Tuesday, June 23, 2009

Is Eight Enough or Too Many?

With all the hype surrounding the Gosselin family, I've been wondering a lot about how the kids are fairing and thinking about the entire concept of a large family. Can parents with so many children even consider divorce to be an option?

With so many children, how can two parents possibly provide each child the time, attention and nurturing they need to become a healthy, happy, well-adjusted adult? It's certainly challenging to raise and send one well-adjusted person off into the world. Even when parents seemingly do everything right, the adult who emerges may not always be the responsible and successful person the parents had hoped for.

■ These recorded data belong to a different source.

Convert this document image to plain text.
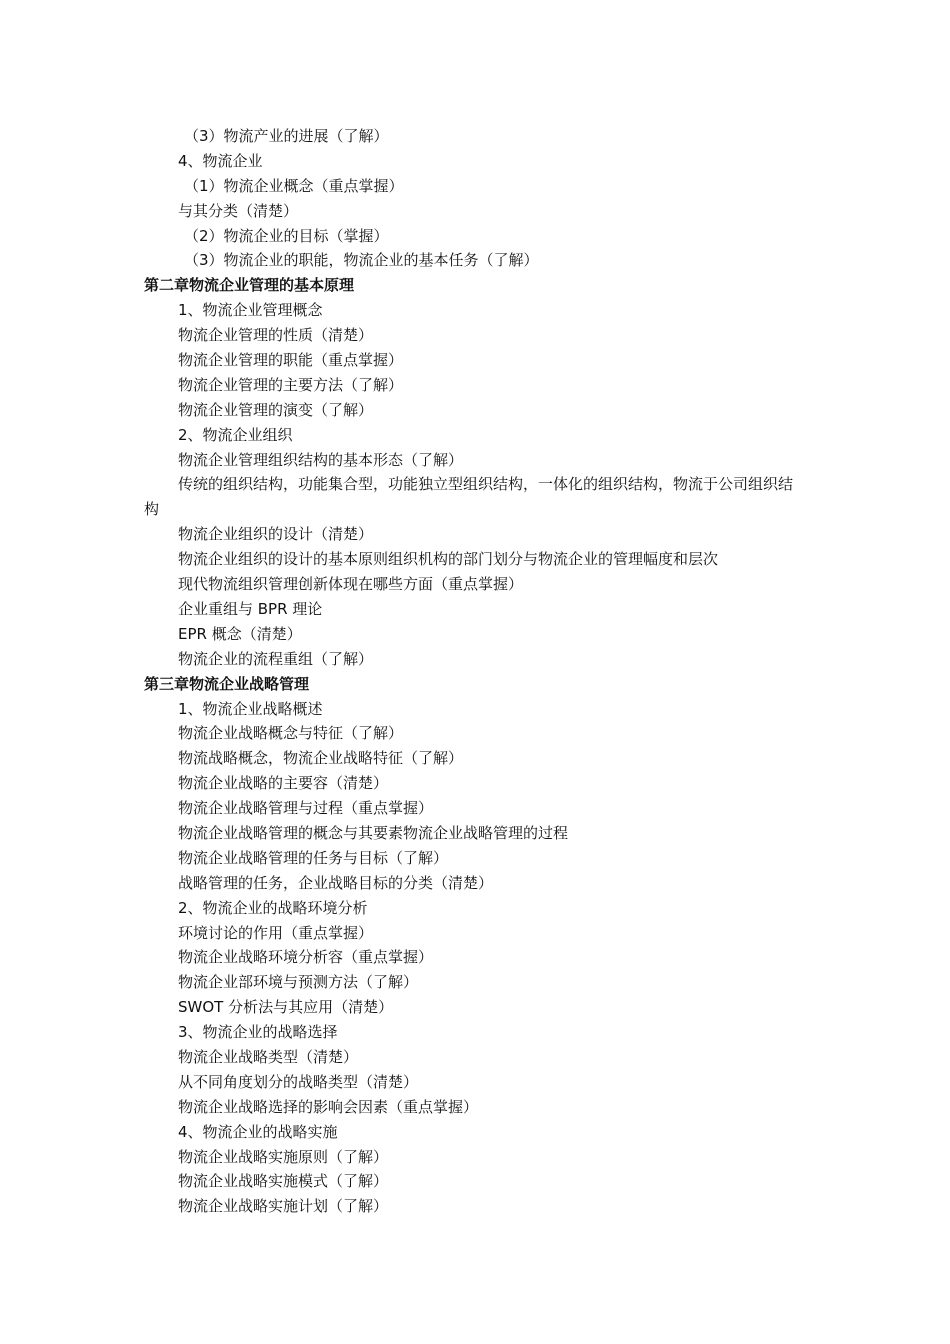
（3）物流产业的进展（了解）

4、物流企业

（1）物流企业概念（重点掌握）

与其分类（清楚）

（2）物流企业的目标（掌握）

（3）物流企业的职能，物流企业的基本任务（了解）

第二章物流企业管理的基本原理

1、物流企业管理概念

物流企业管理的性质（清楚）

物流企业管理的职能（重点掌握）

物流企业管理的主要方法（了解）

物流企业管理的演变（了解）

2、物流企业组织

物流企业管理组织结构的基本形态（了解）

传统的组织结构，功能集合型，功能独立型组织结构，一体化的组织结构，物流于公司组织结构

物流企业组织的设计（清楚）

物流企业组织的设计的基本原则组织机构的部门划分与物流企业的管理幅度和层次

现代物流组织管理创新体现在哪些方面（重点掌握）

企业重组与 BPR 理论

EPR 概念（清楚）

物流企业的流程重组（了解）

第三章物流企业战略管理

1、物流企业战略概述

物流企业战略概念与特征（了解）

物流战略概念，物流企业战略特征（了解）

物流企业战略的主要容（清楚）

物流企业战略管理与过程（重点掌握）

物流企业战略管理的概念与其要素物流企业战略管理的过程

物流企业战略管理的任务与目标（了解）

战略管理的任务，企业战略目标的分类（清楚）

2、物流企业的战略环境分析

环境讨论的作用（重点掌握）

物流企业战略环境分析容（重点掌握）

物流企业部环境与预测方法（了解）

SWOT 分析法与其应用（清楚）

3、物流企业的战略选择

物流企业战略类型（清楚）

从不同角度划分的战略类型（清楚）

物流企业战略选择的影响会因素（重点掌握）

4、物流企业的战略实施

物流企业战略实施原则（了解）

物流企业战略实施模式（了解）

物流企业战略实施计划（了解）
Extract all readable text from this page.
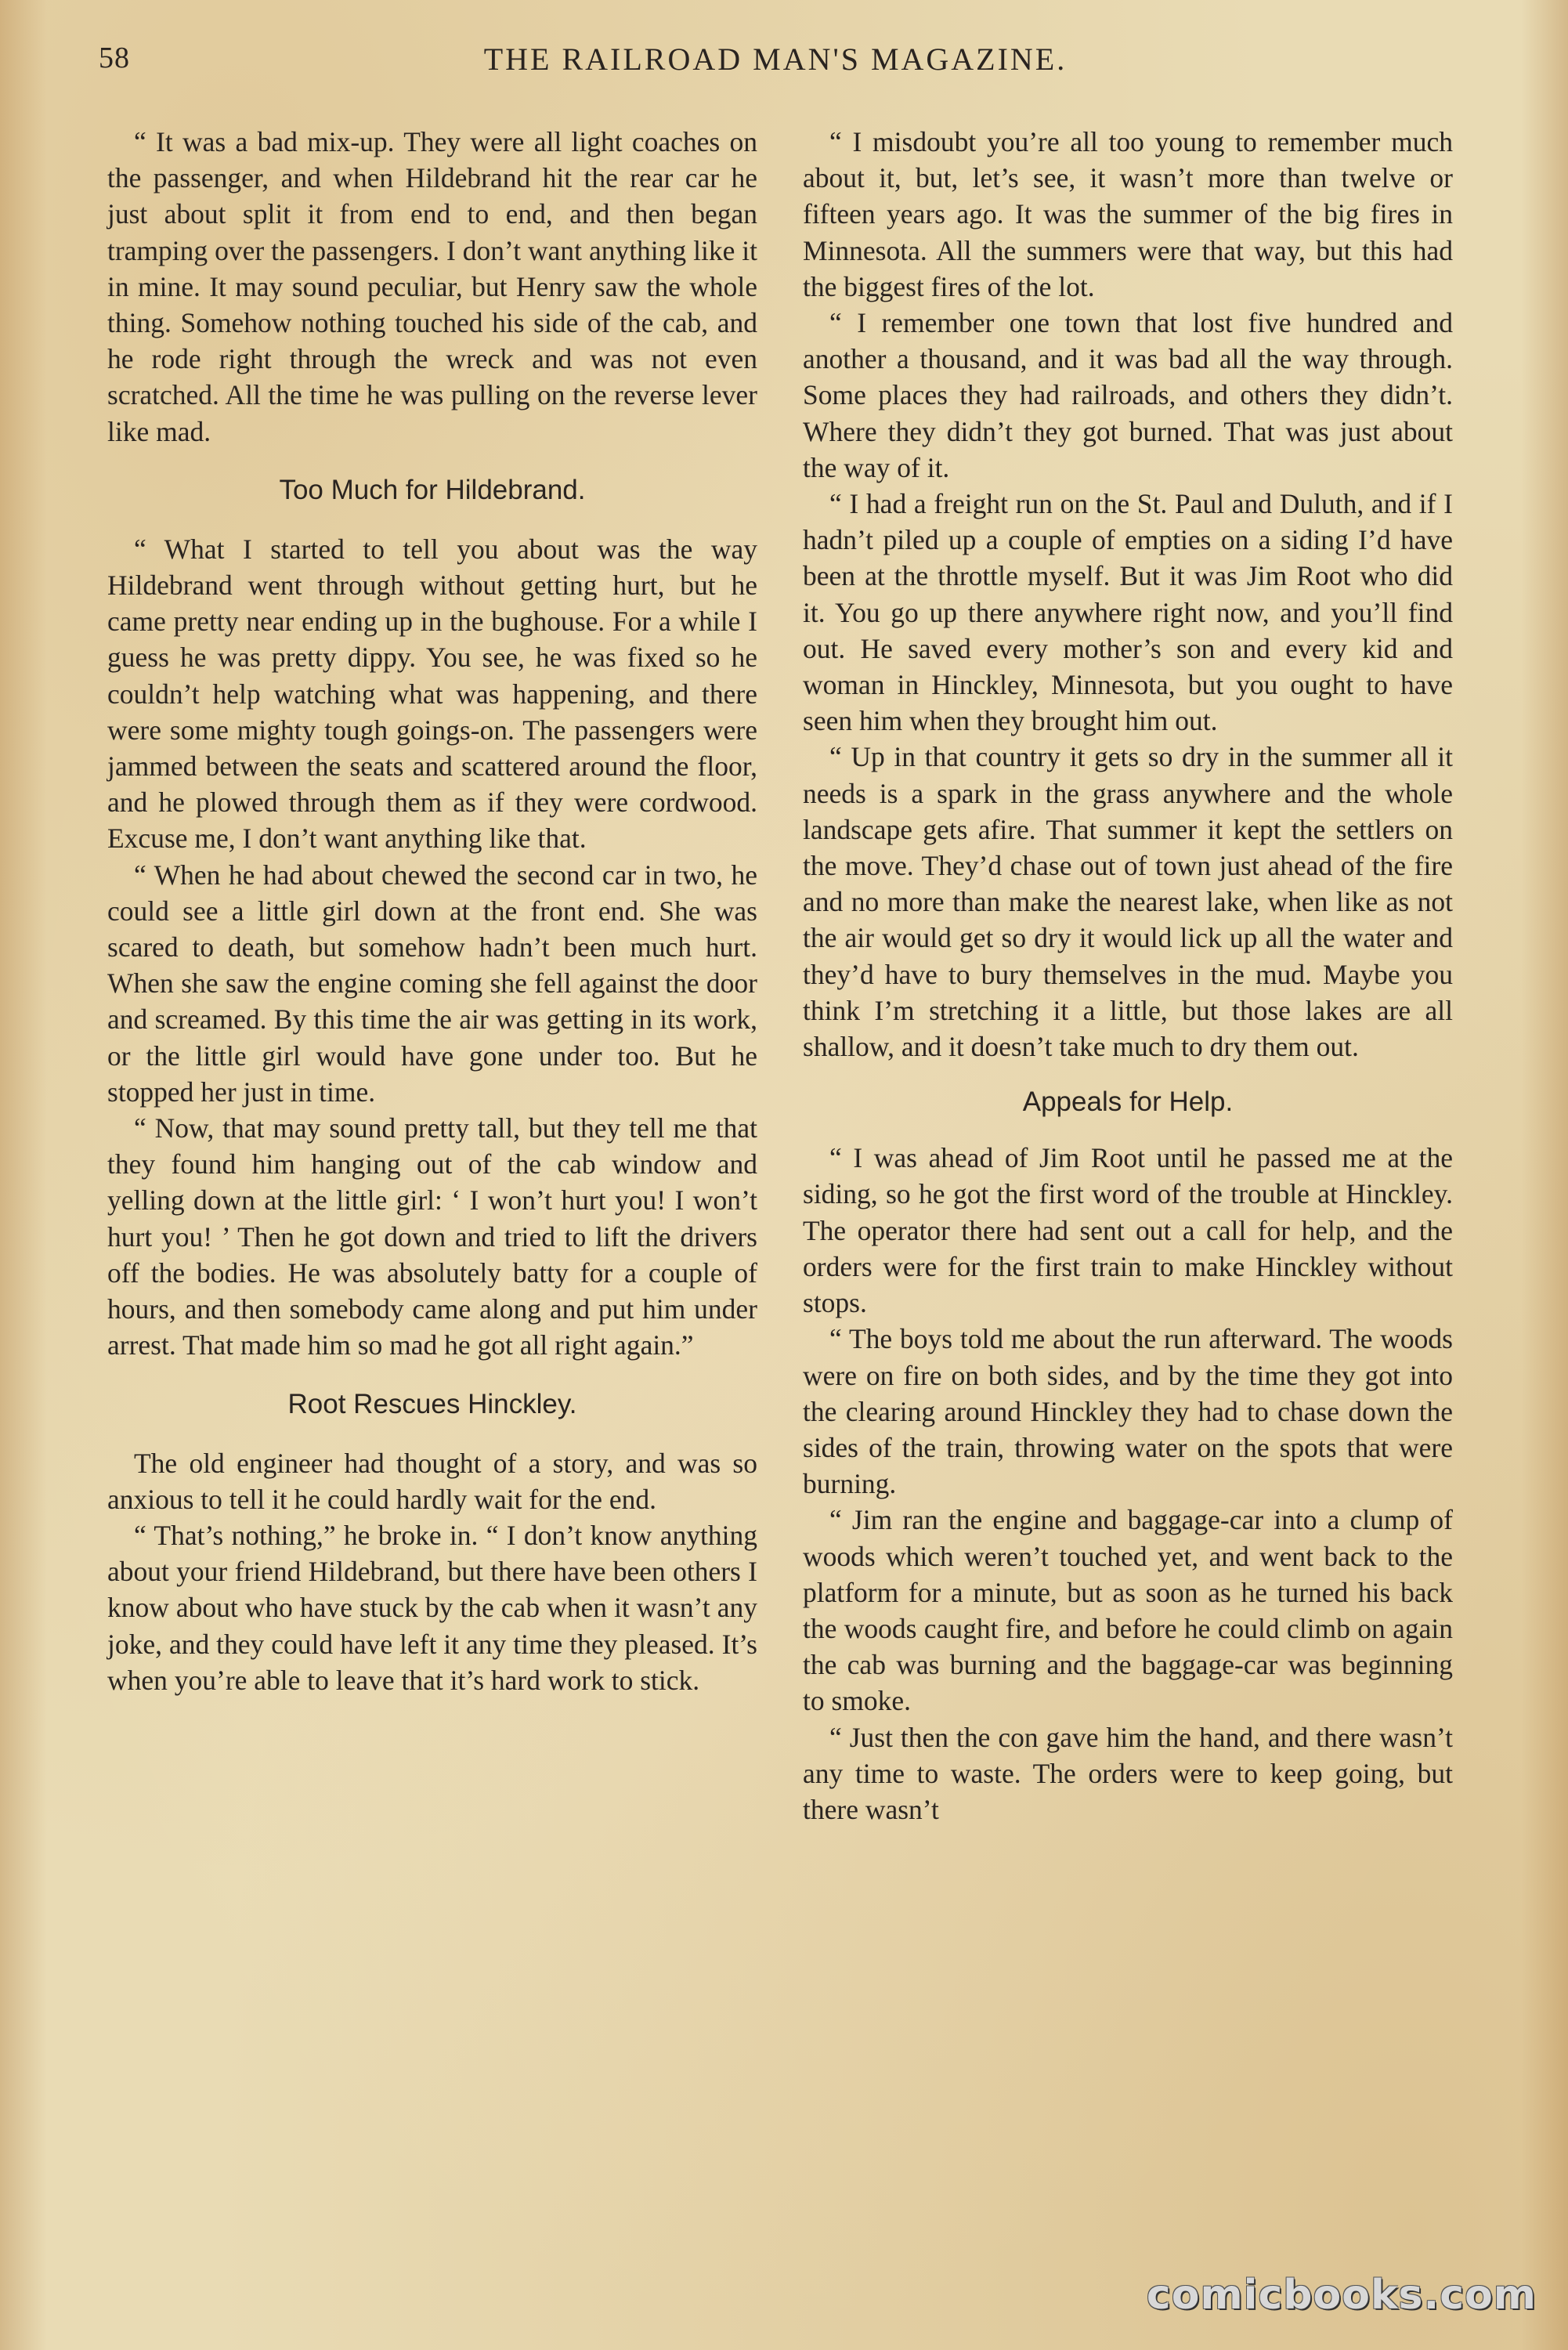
58	THE RAILROAD MAN'S MAGAZINE.

“ It was a bad mix-up. They were all light coaches on the passenger, and when Hildebrand hit the rear car he just about split it from end to end, and then began tramping over the passengers. I don’t want anything like it in mine. It may sound peculiar, but Henry saw the whole thing. Somehow nothing touched his side of the cab, and he rode right through the wreck and was not even scratched. All the time he was pulling on the reverse lever like mad.

Too Much for Hildebrand.

“ What I started to tell you about was the way Hildebrand went through without getting hurt, but he came pretty near ending up in the bughouse. For a while I guess he was pretty dippy. You see, he was fixed so he couldn’t help watching what was happening, and there were some mighty tough goings-on. The passengers were jammed between the seats and scattered around the floor, and he plowed through them as if they were cordwood. Excuse me, I don’t want anything like that.

“ When he had about chewed the second car in two, he could see a little girl down at the front end. She was scared to death, but somehow hadn’t been much hurt. When she saw the engine coming she fell against the door and screamed. By this time the air was getting in its work, or the little girl would have gone under too. But he stopped her just in time.

“ Now, that may sound pretty tall, but they tell me that they found him hanging out of the cab window and yelling down at the little girl: ‘ I won’t hurt you! I won’t hurt you! ’ Then he got down and tried to lift the drivers off the bodies. He was absolutely batty for a couple of hours, and then somebody came along and put him under arrest. That made him so mad he got all right again.”

Root Rescues Hinckley.

The old engineer had thought of a story, and was so anxious to tell it he could hardly wait for the end.

“ That’s nothing,” he broke in. “ I don’t know anything about your friend Hildebrand, but there have been others I know about who have stuck by the cab when it wasn’t any joke, and they could have left it any time they pleased. It’s when you’re able to leave that it’s hard work to stick.

“ I misdoubt you’re all too young to remember much about it, but, let’s see, it wasn’t more than twelve or fifteen years ago. It was the summer of the big fires in Minnesota. All the summers were that way, but this had the biggest fires of the lot.

“ I remember one town that lost five hundred and another a thousand, and it was bad all the way through. Some places they had railroads, and others they didn’t. Where they didn’t they got burned. That was just about the way of it.

“ I had a freight run on the St. Paul and Duluth, and if I hadn’t piled up a couple of empties on a siding I’d have been at the throttle myself. But it was Jim Root who did it. You go up there anywhere right now, and you’ll find out. He saved every mother’s son and every kid and woman in Hinckley, Minnesota, but you ought to have seen him when they brought him out.

“ Up in that country it gets so dry in the summer all it needs is a spark in the grass anywhere and the whole landscape gets afire. That summer it kept the settlers on the move. They’d chase out of town just ahead of the fire and no more than make the nearest lake, when like as not the air would get so dry it would lick up all the water and they’d have to bury themselves in the mud. Maybe you think I’m stretching it a little, but those lakes are all shallow, and it doesn’t take much to dry them out.

Appeals for Help.

“ I was ahead of Jim Root until he passed me at the siding, so he got the first word of the trouble at Hinckley. The operator there had sent out a call for help, and the orders were for the first train to make Hinckley without stops.

“ The boys told me about the run afterward. The woods were on fire on both sides, and by the time they got into the clearing around Hinckley they had to chase down the sides of the train, throwing water on the spots that were burning.

“ Jim ran the engine and baggage-car into a clump of woods which weren’t touched yet, and went back to the platform for a minute, but as soon as he turned his back the woods caught fire, and before he could climb on again the cab was burning and the baggage-car was beginning to smoke.

“ Just then the con gave him the hand, and there wasn’t any time to waste. The orders were to keep going, but there wasn’t

comicbooks.com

With all of the out-of-control in vitro fertilization (and the resulting multiple births) occurring, do you think it is unfair, unwise and unjustified for couples to be able to bring more than two or three children into the world at a time? I've seen too many parents who thought about having babies, but didn't think about all the years after the baby stage. Many of these parents will be the ones who fail to instill / enforce behaviors / values in their children during their "formative years" to help them effectively manage life and their relationships as teens and adults. These ill-prepared children are often unable to cope with a world that requires them to adhere to a code of conduct, effectively manage relationships and accept responsibility for the consequences of their behavior.

Parenting isn't easy when there is only one child in the family, let alone four or more. Add on the in-your-face messages of worldly influences constantly reaching out and touching our children and the cost of living steadily climbing. With all of this, effectively managing, nurturing and supplying for the needs of a large family in the twenty-first century seems to be untenable.

Am I the only one thinking about these things? What do you think? What's the answer?